On Wednesday, a court will rule whether he spends the next year in prison, a sentence the prosecutor called "lenient" but an unprecedented signal to stop the impunity child marriage now enjoys in this west African state where it is illegal -- but widespread.

With her blue-and-white gingham uniform, black scarf tied around her hair, Aicha -- not her real name -- appears older than her 11-year-old classmates.

It was the school director who, reporting her absence, unknowingly thwarted the plan to wed Aicha to one of her father's cousins, 16 years her elder.

"We want to send a strong message," Rosine Kone, acting prosecutor in the case in the central city of Bouake, told AFP. "We must encourage people to denounce this sort of practice.

"Tradition, morality and religion are used to justify forced or early marriages," she said. "But each time we hear about a case from now on, we'll fight to the end."

She has also asked that the father pay a 360,000 CFA (500 euros, $635) fine.

A drop in the bucket, or a real start against a practice that each year involves 15 million girls under 18 worldwide, according to Girls Not Brides, a global partnership of more than 400 civil society organisations.

The United Nations has called for urgent action to end child marriage, still practiced in more than 40 countries -- including 30 in Africa alone -- where it affects more than 30 percent of all girls.

Ivory Coast has some of the highest rates: 12 percent of all girls are wed before their 15th birthday and 36 percent before the age of 18, according to a report by the UN Children's Fund, UNICEF, to be published shortly.

When Aicha failed to show up for class earlier this month, school director Baba Coulibaly contacted the rights group Jakawili, or "Solidarity" in the Malinke language, which in turn notified police.

Police sent to investigate found Aicha "wearing a veil" during a marriage ceremony, though the groom was not present.

Aicha's father was detained for 10 days then tried last week with planning the "forced and premature union" of his daughter.

He told the court he had no idea marriage was forbidden for minors, in a trial that pitted distant worlds -- tradition as entrenched in often poor, rural, remote and heavily Muslim areas, against modern legal notions of paedophilia and human rights.

"My family took the decision," he told the court, saying he was only 37 and part of a huge family. "I could have opposed it but my daughter agreed, but today I wonder if this was indeed the case."

- Too long ignored -

Prosecutor Kone, however, stood firm.

"Morally, without even considering the law, when you look at your 11-year-old daughter, do you honestly think you can give such a young girl in marriage?" she challenged the man.

"She is not 11 but 14," the father cried, saying she was in a younger class as she was "a little slow".

"It's the Muslim religion that recommends this," his brother Moussa Toure told AFP, baffled.

"It says when a woman has her first menstrual period, she can marry.
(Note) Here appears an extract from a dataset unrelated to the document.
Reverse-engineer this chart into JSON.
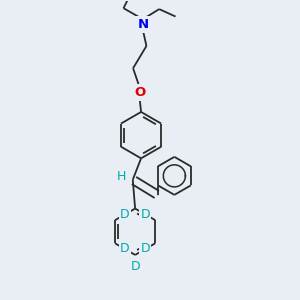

Our own mother was married at age 9."

Traditionally, the practice is justified to prevent any "shame" of pregnancy outside wedlock. But "in reality families often marry the girls to rich merchants to protect themselves from need," said Martin Kouassi, Jakawili project coordinator who said his group has prevented seven child marriages this year against 20 last year.

"It's just another form of trade," he railed.

For the UN and rights' groups, the practice, too long ignored, robs girls of education and exposes them to potential violence and death, with early and repeated pregnancies.

When Aicha returned to school "it was not at all easy. We had to reassure her and tell her that everything that happened was not her fault," said director Coulibaly.

For Pauline Kouye of the UN Population Fund (UNFPA), the trial of Aicha's father is "the result of a long legal combat" but she said the battle is far from won.

When Ivory Coast started fighting female circumcision, it carried on, secretly, "not in the usual initiation ceremonies" for adolescents but "on babies".

In the same way, Kouye fears people will "circumvent the law to keep marrying children".

UNFPA has so far trained 205 community leaders, as a first step to try to rid Ivory Coast of the practice.